In 1992, McGaugh was appointed by Texas Gov. Ann Richards to serve on both the Sam Houston and Stephen F. Austin Bicentennial Celebration Commissions. He served as a founding member of the Cotton Heritage Association, a pilot program of the National Trust for Historic Preservation, and was a member of the Washington County Historical Commission from 1994-99.
He served as Project Director for both of Star of the Republic Museum’s IMS conservation implementation grants and the National Endowment for the Humanities self-study grant projects in 1997-98. In 1999, he organized and coordinated the $1,000,000 Millennium Campaign, completely renovating 10,000 square feet of exhibits.

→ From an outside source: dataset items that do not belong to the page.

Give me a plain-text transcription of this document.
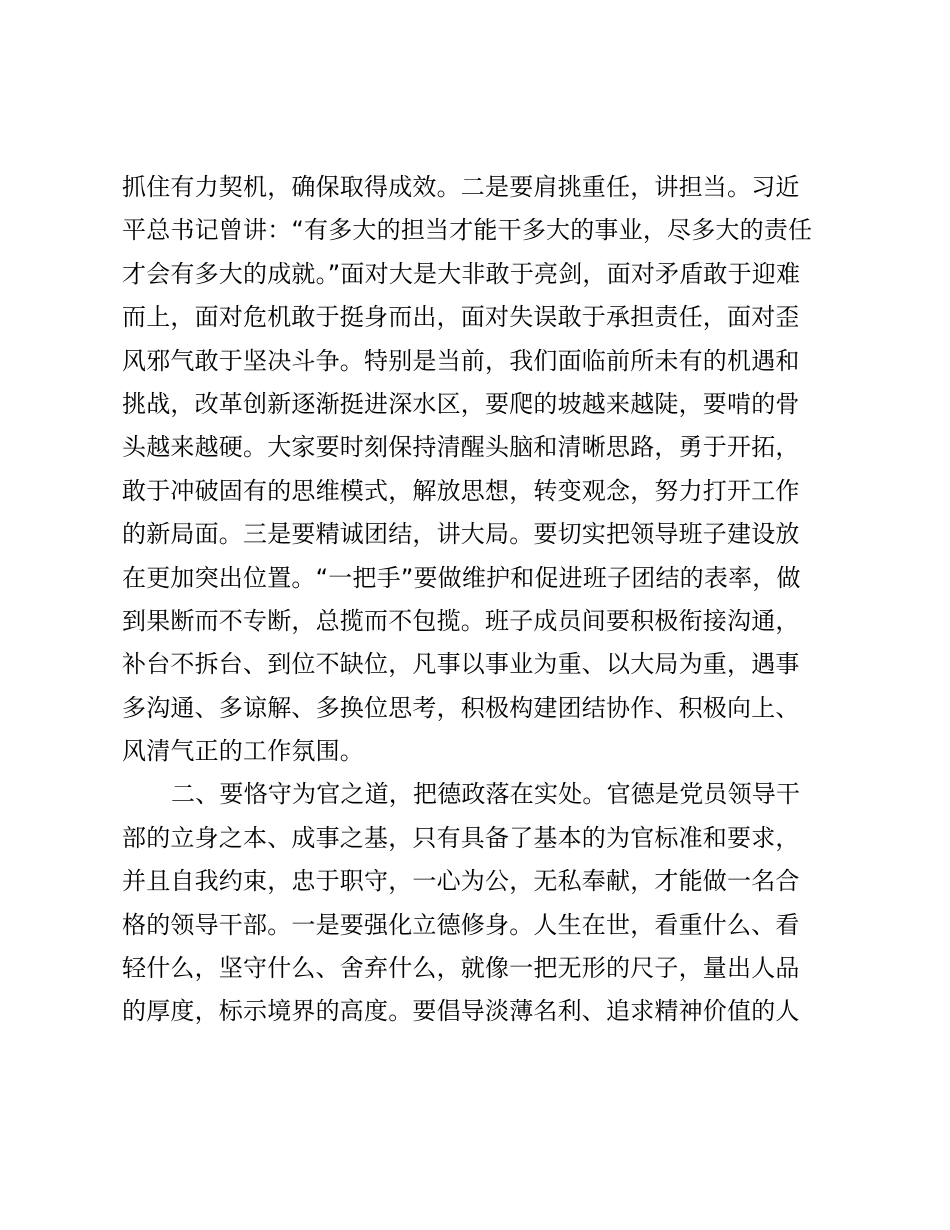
抓住有力契机，确保取得成效。二是要肩挑重任，讲担当。习近
平总书记曾讲：“有多大的担当才能干多大的事业，尽多大的责任
才会有多大的成就。”面对大是大非敢于亮剑，面对矛盾敢于迎难
而上，面对危机敢于挺身而出，面对失误敢于承担责任，面对歪
风邪气敢于坚决斗争。特别是当前，我们面临前所未有的机遇和
挑战，改革创新逐渐挺进深水区，要爬的坡越来越陡，要啃的骨
头越来越硬。大家要时刻保持清醒头脑和清晰思路，勇于开拓，
敢于冲破固有的思维模式，解放思想，转变观念，努力打开工作
的新局面。三是要精诚团结，讲大局。要切实把领导班子建设放
在更加突出位置。“一把手”要做维护和促进班子团结的表率，做
到果断而不专断，总揽而不包揽。班子成员间要积极衔接沟通，
补台不拆台、到位不缺位，凡事以事业为重、以大局为重，遇事
多沟通、多谅解、多换位思考，积极构建团结协作、积极向上、
风清气正的工作氛围。
二、要恪守为官之道，把德政落在实处。官德是党员领导干
部的立身之本、成事之基，只有具备了基本的为官标准和要求，
并且自我约束，忠于职守，一心为公，无私奉献，才能做一名合
格的领导干部。一是要强化立德修身。人生在世，看重什么、看
轻什么，坚守什么、舍弃什么，就像一把无形的尺子，量出人品
的厚度，标示境界的高度。要倡导淡薄名利、追求精神价值的人
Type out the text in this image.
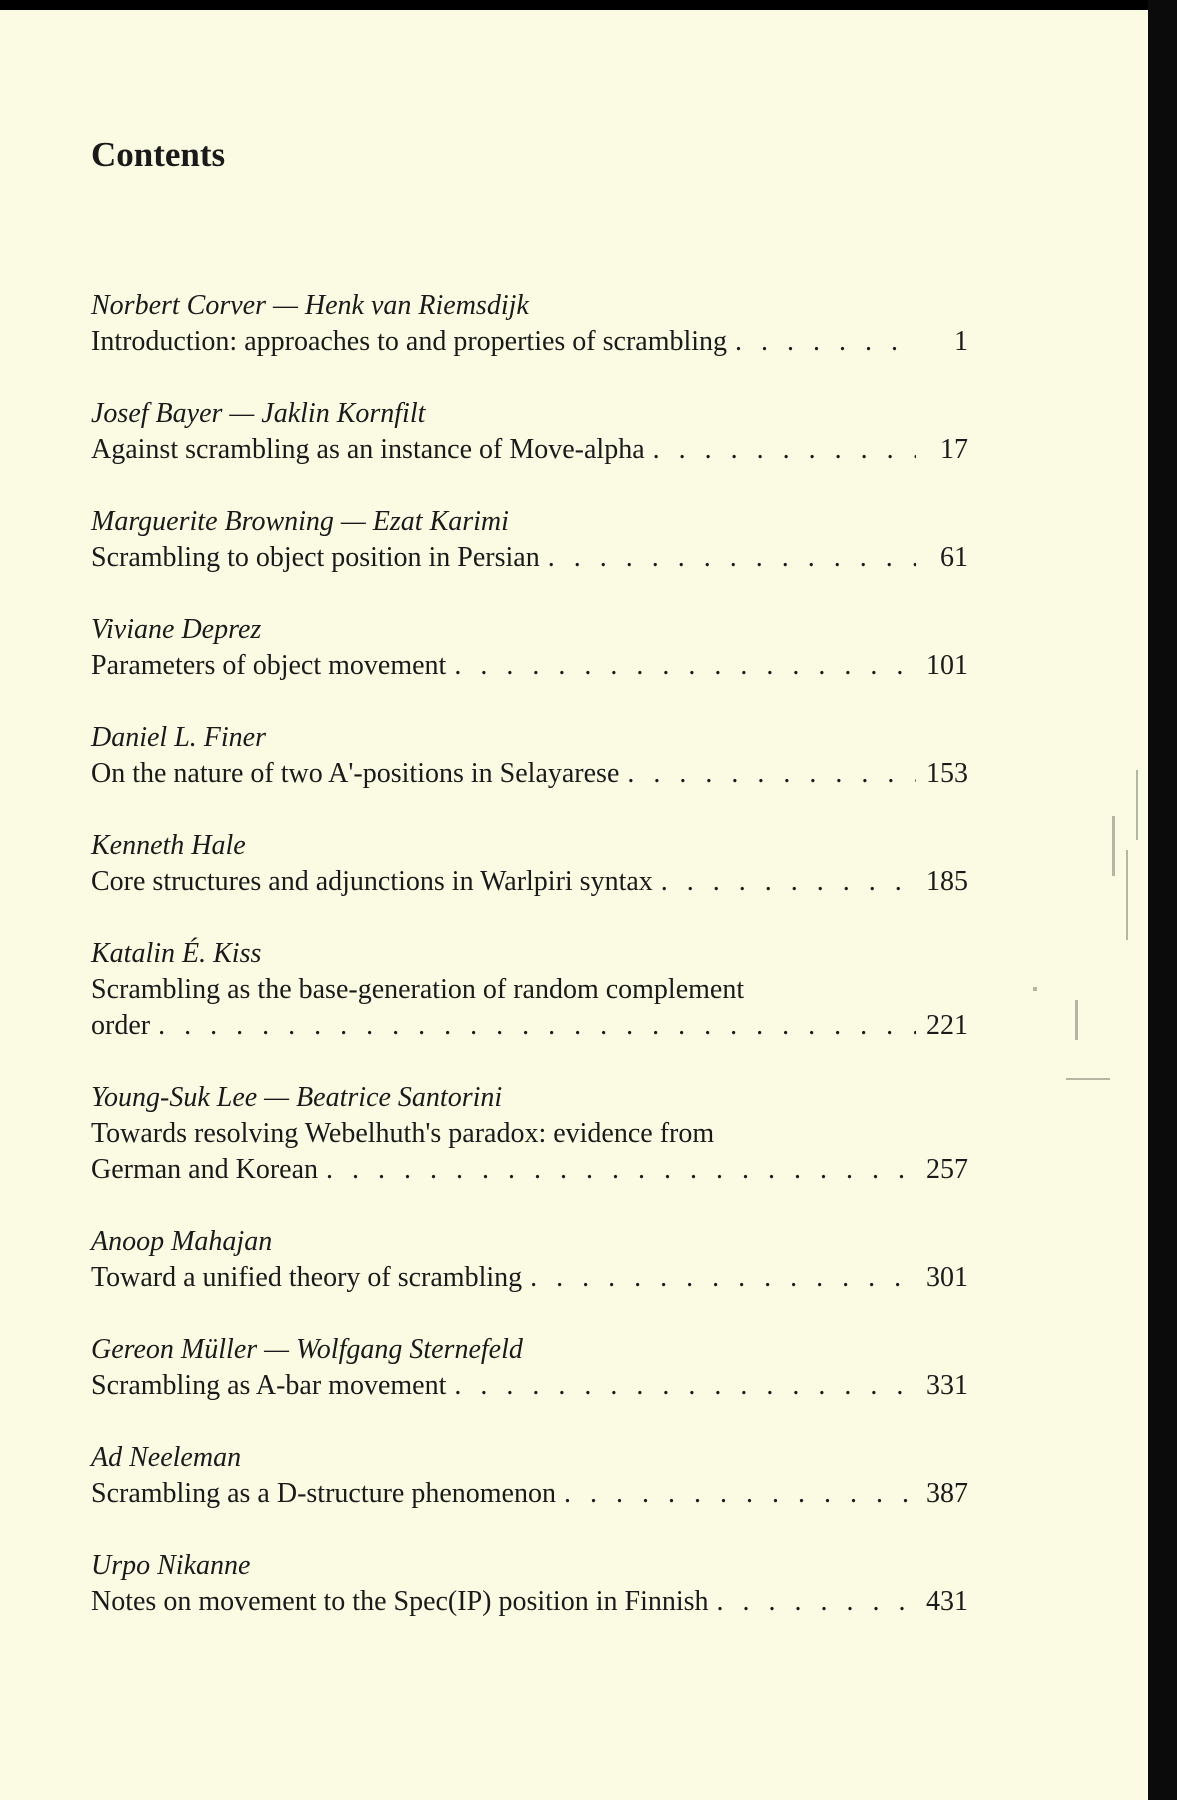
Contents
Norbert Corver — Henk van Riemsdijk
Introduction: approaches to and properties of scrambling . . .	1
Josef Bayer — Jaklin Kornfilt
Against scrambling as an instance of Move-alpha . . .	17
Marguerite Browning — Ezat Karimi
Scrambling to object position in Persian . . .	61
Viviane Deprez
Parameters of object movement . . .	101
Daniel L. Finer
On the nature of two A'-positions in Selayarese . . .	153
Kenneth Hale
Core structures and adjunctions in Warlpiri syntax . . .	185
Katalin É. Kiss
Scrambling as the base-generation of random complement
order . . .	221
Young-Suk Lee — Beatrice Santorini
Towards resolving Webelhuth's paradox: evidence from
German and Korean . . .	257
Anoop Mahajan
Toward a unified theory of scrambling . . .	301
Gereon Müller — Wolfgang Sternefeld
Scrambling as A-bar movement . . .	331
Ad Neeleman
Scrambling as a D-structure phenomenon . . .	387
Urpo Nikanne
Notes on movement to the Spec(IP) position in Finnish . . .	431
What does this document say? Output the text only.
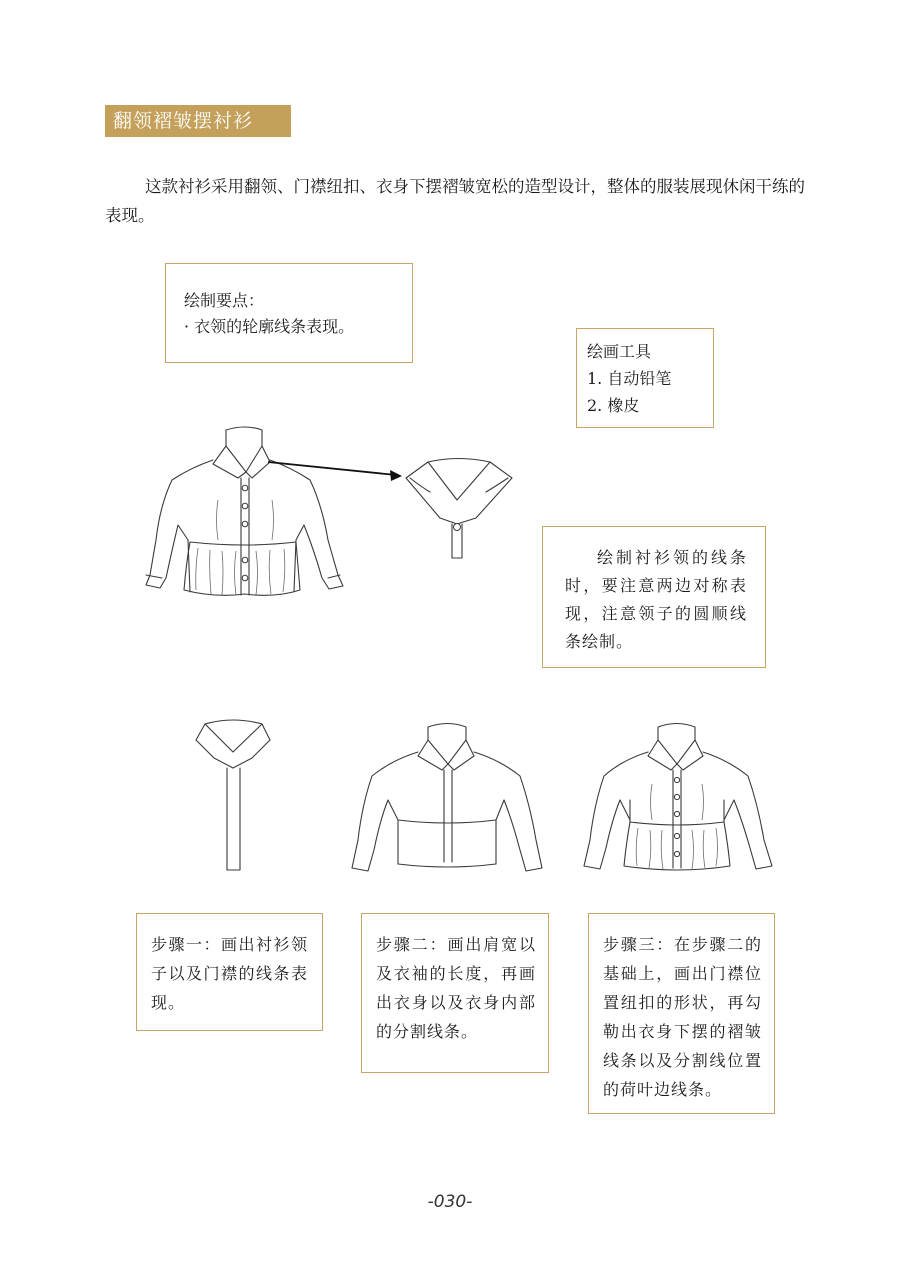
翻领褶皱摆衬衫
这款衬衫采用翻领、门襟纽扣、衣身下摆褶皱宽松的造型设计，整体的服装展现休闲干练的表现。

绘制要点：

· 衣领的轮廓线条表现。

绘画工具

1. 自动铅笔

2. 橡皮

绘制衬衫领的线条时，要注意两边对称表现，注意领子的圆顺线条绘制。

步骤一：画出衬衫领子以及门襟的线条表现。

步骤二：画出肩宽以及衣袖的长度，再画出衣身以及衣身内部的分割线条。

步骤三：在步骤二的基础上，画出门襟位置纽扣的形状，再勾勒出衣身下摆的褶皱线条以及分割线位置的荷叶边线条。

-030-
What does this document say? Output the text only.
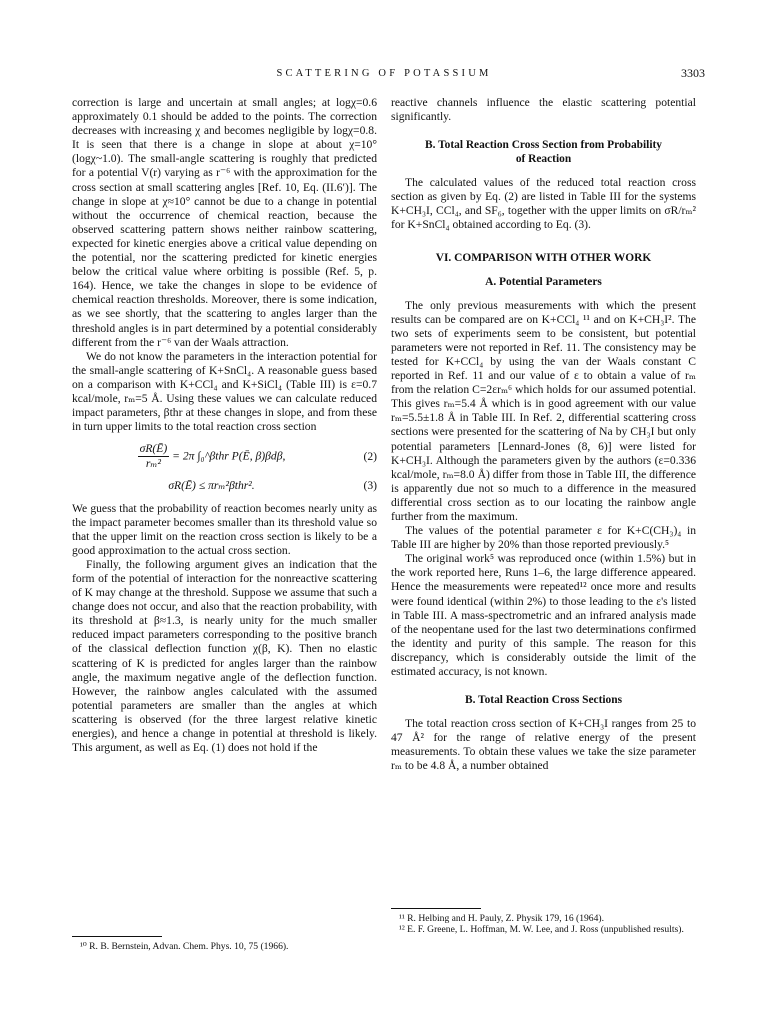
SCATTERING OF POTASSIUM	3303

correction is large and uncertain at small angles; at logχ=0.6 approximately 0.1 should be added to the points. The correction decreases with increasing χ and becomes negligible by logχ=0.8. It is seen that there is a change in slope at about χ=10° (logχ~1.0). The small-angle scattering is roughly that predicted for a potential V(r) varying as r⁻⁶ with the approximation for the cross section at small scattering angles [Ref. 10, Eq. (II.6′)]. The change in slope at χ≈10° cannot be due to a change in potential without the occurrence of chemical reaction, because the observed scattering pattern shows neither rainbow scattering, expected for kinetic energies above a critical value depending on the potential, nor the scattering predicted for kinetic energies below the critical value where orbiting is possible (Ref. 5, p. 164). Hence, we take the changes in slope to be evidence of chemical reaction thresholds. Moreover, there is some indication, as we see shortly, that the scattering to angles larger than the threshold angles is in part determined by a potential considerably different from the r⁻⁶ van der Waals attraction.

We do not know the parameters in the interaction potential for the small-angle scattering of K+SnCl₄. A reasonable guess based on a comparison with K+CCl₄ and K+SiCl₄ (Table III) is ε=0.7 kcal/mole, rₘ=5 Å. Using these values we can calculate reduced impact parameters, βthr at these changes in slope, and from these in turn upper limits to the total reaction cross section

$\frac{\sigma R(Ē)}{\text{rₘ²}} = 2\pi$ ∫₀^βthr P(Ē, β)βdβ,	(2)
σR(Ē) ≤ πrₘ²βthr².	(3)

We guess that the probability of reaction becomes nearly unity as the impact parameter becomes smaller than its threshold value so that the upper limit on the reaction cross section is likely to be a good approximation to the actual cross section.

Finally, the following argument gives an indication that the form of the potential of interaction for the nonreactive scattering of K may change at the threshold. Suppose we assume that such a change does not occur, and also that the reaction probability, with its threshold at β≈1.3, is nearly unity for the much smaller reduced impact parameters corresponding to the positive branch of the classical deflection function χ(β, K). Then no elastic scattering of K is predicted for angles larger than the rainbow angle, the maximum negative angle of the deflection function. However, the rainbow angles calculated with the assumed potential parameters are smaller than the angles at which scattering is observed (for the three largest relative kinetic energies), and hence a change in potential at threshold is likely. This argument, as well as Eq. (1) does not hold if the

¹⁰ R. B. Bernstein, Advan. Chem. Phys. 10, 75 (1966).

reactive channels influence the elastic scattering potential significantly.

B. Total Reaction Cross Section from Probability
of Reaction

The calculated values of the reduced total reaction cross section as given by Eq. (2) are listed in Table III for the systems K+CH₃I, CCl₄, and SF₆, together with the upper limits on σR/rₘ² for K+SnCl₄ obtained according to Eq. (3).

VI. COMPARISON WITH OTHER WORK
A. Potential Parameters

The only previous measurements with which the present results can be compared are on K+CCl₄ ¹¹ and on K+CH₃I². The two sets of experiments seem to be consistent, but potential parameters were not reported in Ref. 11. The consistency may be tested for K+CCl₄ by using the van der Waals constant C reported in Ref. 11 and our value of ε to obtain a value of rₘ from the relation C=2εrₘ⁶ which holds for our assumed potential. This gives rₘ=5.4 Å which is in good agreement with our value rₘ=5.5±1.8 Å in Table III. In Ref. 2, differential scattering cross sections were presented for the scattering of Na by CH₃I but only potential parameters [Lennard-Jones (8, 6)] were listed for K+CH₃I. Although the parameters given by the authors (ε=0.336 kcal/mole, rₘ=8.0 Å) differ from those in Table III, the difference is apparently due not so much to a difference in the measured differential cross section as to our locating the rainbow angle further from the maximum.

The values of the potential parameter ε for K+C(CH₃)₄ in Table III are higher by 20% than those reported previously.⁵

The original work⁵ was reproduced once (within 1.5%) but in the work reported here, Runs 1–6, the large difference appeared. Hence the measurements were repeated¹² once more and results were found identical (within 2%) to those leading to the ε's listed in Table III. A mass-spectrometric and an infrared analysis made of the neopentane used for the last two determinations confirmed the identity and purity of this sample. The reason for this discrepancy, which is considerably outside the limit of the estimated accuracy, is not known.

B. Total Reaction Cross Sections

The total reaction cross section of K+CH₃I ranges from 25 to 47 Å² for the range of relative energy of the present measurements. To obtain these values we take the size parameter rₘ to be 4.8 Å, a number obtained

¹¹ R. Helbing and H. Pauly, Z. Physik 179, 16 (1964).
¹² E. F. Greene, L. Hoffman, M. W. Lee, and J. Ross (unpublished results).
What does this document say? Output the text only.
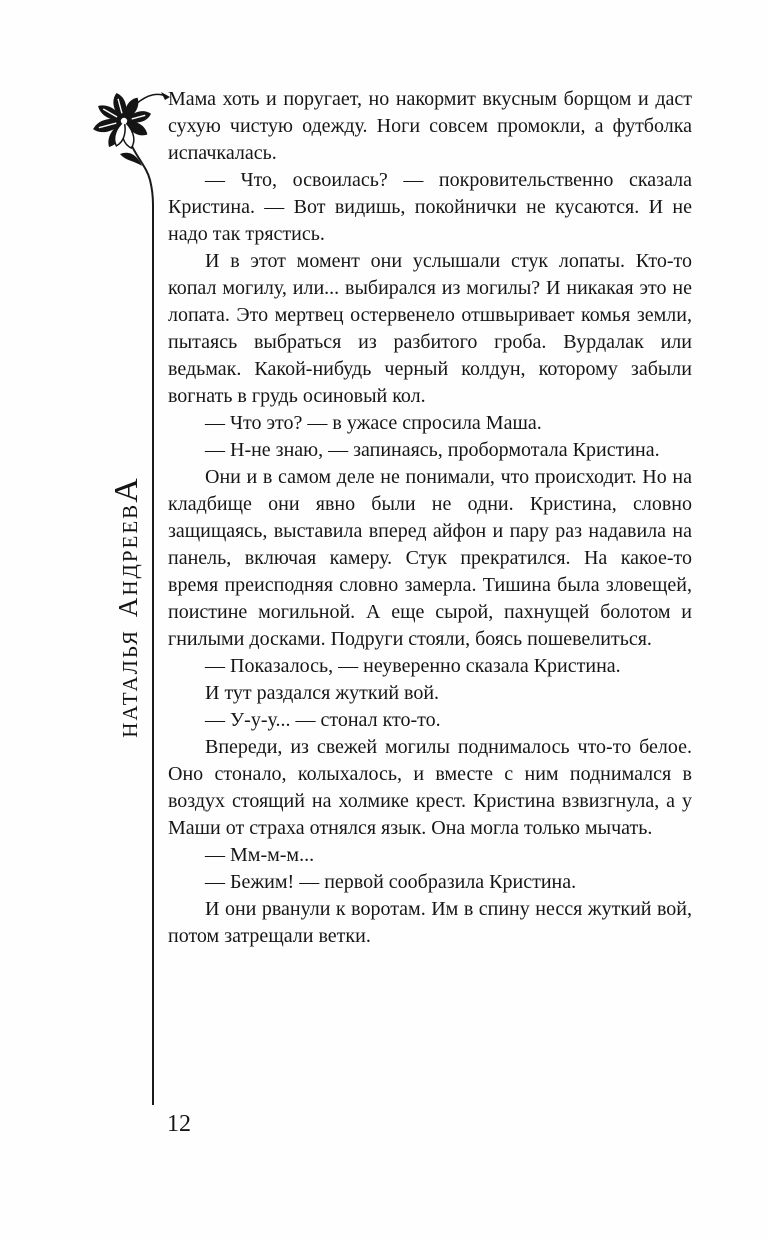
НАТАЛЬЯАНДРЕЕВА

Мама хоть и поругает, но накормит вкусным борщом и даст сухую чистую одежду. Ноги совсем промокли, а футболка испачкалась.

— Что, освоилась? — покровительственно сказала Кристина. — Вот видишь, покойнички не кусаются. И не надо так трястись.

И в этот момент они услышали стук лопаты. Кто-то копал могилу, или... выбирался из могилы? И никакая это не лопата. Это мертвец остервенело отшвыривает комья земли, пытаясь выбраться из разбитого гроба. Вурдалак или ведьмак. Какой-нибудь черный колдун, которому забыли вогнать в грудь осиновый кол.

— Что это? — в ужасе спросила Маша.

— Н-не знаю, — запинаясь, пробормотала Кристина.

Они и в самом деле не понимали, что происходит. Но на кладбище они явно были не одни. Кристина, словно защищаясь, выставила вперед айфон и пару раз надавила на панель, включая камеру. Стук прекратился. На какое-то время преисподняя словно замерла. Тишина была зловещей, поистине могильной. А еще сырой, пахнущей болотом и гнилыми досками. Подруги стояли, боясь пошевелиться.

— Показалось, — неуверенно сказала Кристина.

И тут раздался жуткий вой.

— У-у-у... — стонал кто-то.

Впереди, из свежей могилы поднималось что-то белое. Оно стонало, колыхалось, и вместе с ним поднимался в воздух стоящий на холмике крест. Кристина взвизгнула, а у Маши от страха отнялся язык. Она могла только мычать.

— Мм-м-м...

— Бежим! — первой сообразила Кристина.

И они рванули к воротам. Им в спину несся жуткий вой, потом затрещали ветки.

12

Under McGaugh’s leadership, Star of the Republic became one of the first museums to upload collections data to the Portal to Texas History. He was elected President of the Central Texas Museum Association in 2002, and was appointed to the Texas Historical Resource Advisory Board for the Texas State Archives from 2003-09.
In 2006, McGaugh was awarded an Institute of Museum and Library Services grant to completely digitize the Star of the Republic Museum archive and artifact collections, becoming one of the first museums in Texas to do so. He was elected chair of the Texas Heritage Digitization Initiative that year, a statewide project to digitize collections and archives held in Texas museums and libraries.
McGaugh led Star of the Republic Museum’s’ successful re-accreditation from the American Alliance of Museums (AAM) in 2009, placing Star of the Republic among the 5 percent of U.S. museums meeting AAM’s high accreditation standards.
In 2010, McGaugh worked with the Washington-on-the-Brazos State Park Association to raise $180,000 for an educational website designed for fourth and seventh grade students in Texas. The site won an Award of Merit from the American Association for State and Local History, and two design awards from the Texas Association of Museums.
In 2012, McGaugh launched a new app to help visitors visualize what the town of Washington looked like in 1836. The following year, he served as a panelist for an online international conference discussing mobile online technology for museums.
McGaugh was elected to a three-year term on the Texas Association of Museums Council in 2013 and was reappointed in 2015. That same year, he was awarded the Jack Nokes Outstanding Service Award from the Texas Association of Museums. McGaugh served on the steering committee and now serves on the elected board for the newly formed Central Texas Historical Association.